The significance of saprobic fungi for energy and matter turnover under varying substrate conditions – from individuals to soils
This project aims to elucidate the role of saprobic fungi in soil energy and matter turnover, with a special focus on the effects of substrates varying in energy content, complexity and nitrogen (N) availability. Focusing on the physiology of an individual microbial group in detail allows to provide mechanistic insights on soil C and energy cycles, that are relevant to improve our understanding of soil biogeochemical processes and model predictions. Whole soil analyses allow to monitor the relevant fluxes of C and energy and are crucial to understand process rates, however, microbial activity can only be addressed indirectly via biochemical markers. Therefore, this project additionally analyzes physiological responses in fungal individuals and communities under controlled conditions, which then will be experimentally scaled up towards complex soil environments.

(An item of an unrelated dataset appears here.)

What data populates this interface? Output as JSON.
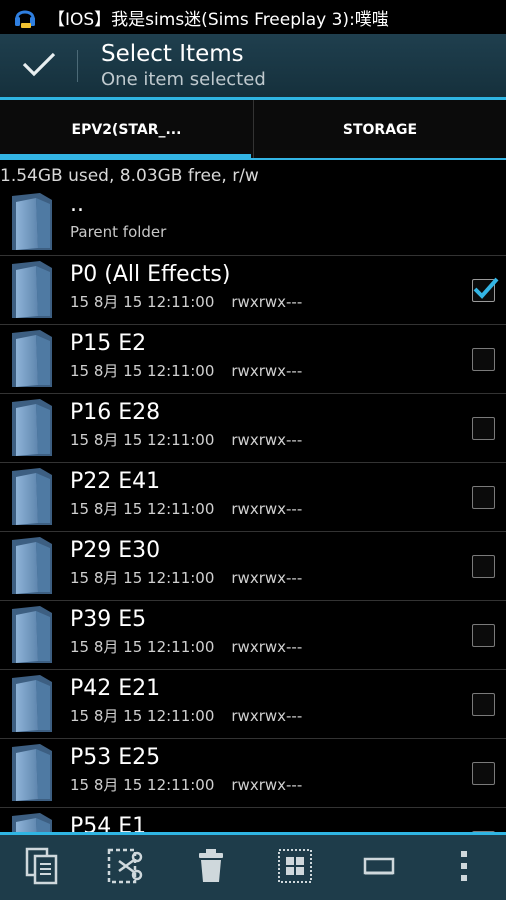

Fungi are special among microorganisms by their mycelial growth form, that allows for highly efficient exploration in heterogeneous soils, while the enzyme capacity of hyphae enables the breakdown and uptake of complex C substrates. Thus, saprobic fungi play an essential role in the C cycle, not least because of their contribution to C sequestration. Here, the experiments are designed to incorporate the special characteristics of mycelial development, in respect to recycling mechanisms, mycelial connections of resource patches and its composition of active, inactive and dead hyphal portions (necromass). The addressed hypotheses focus on the effects of substrates differing in energy content and complexity on fungal growth and activity measured by parameters relevant in soils, the respective impact of N availability, the role of fungi for C sequestration under varying substrate conditions and species-specific variations in traits related to C cycling and thermodynamics. This knowledge will subsequently contribute to the main hypotheses of the priority program Soil Systems, adding specific insights for saprobic fungi.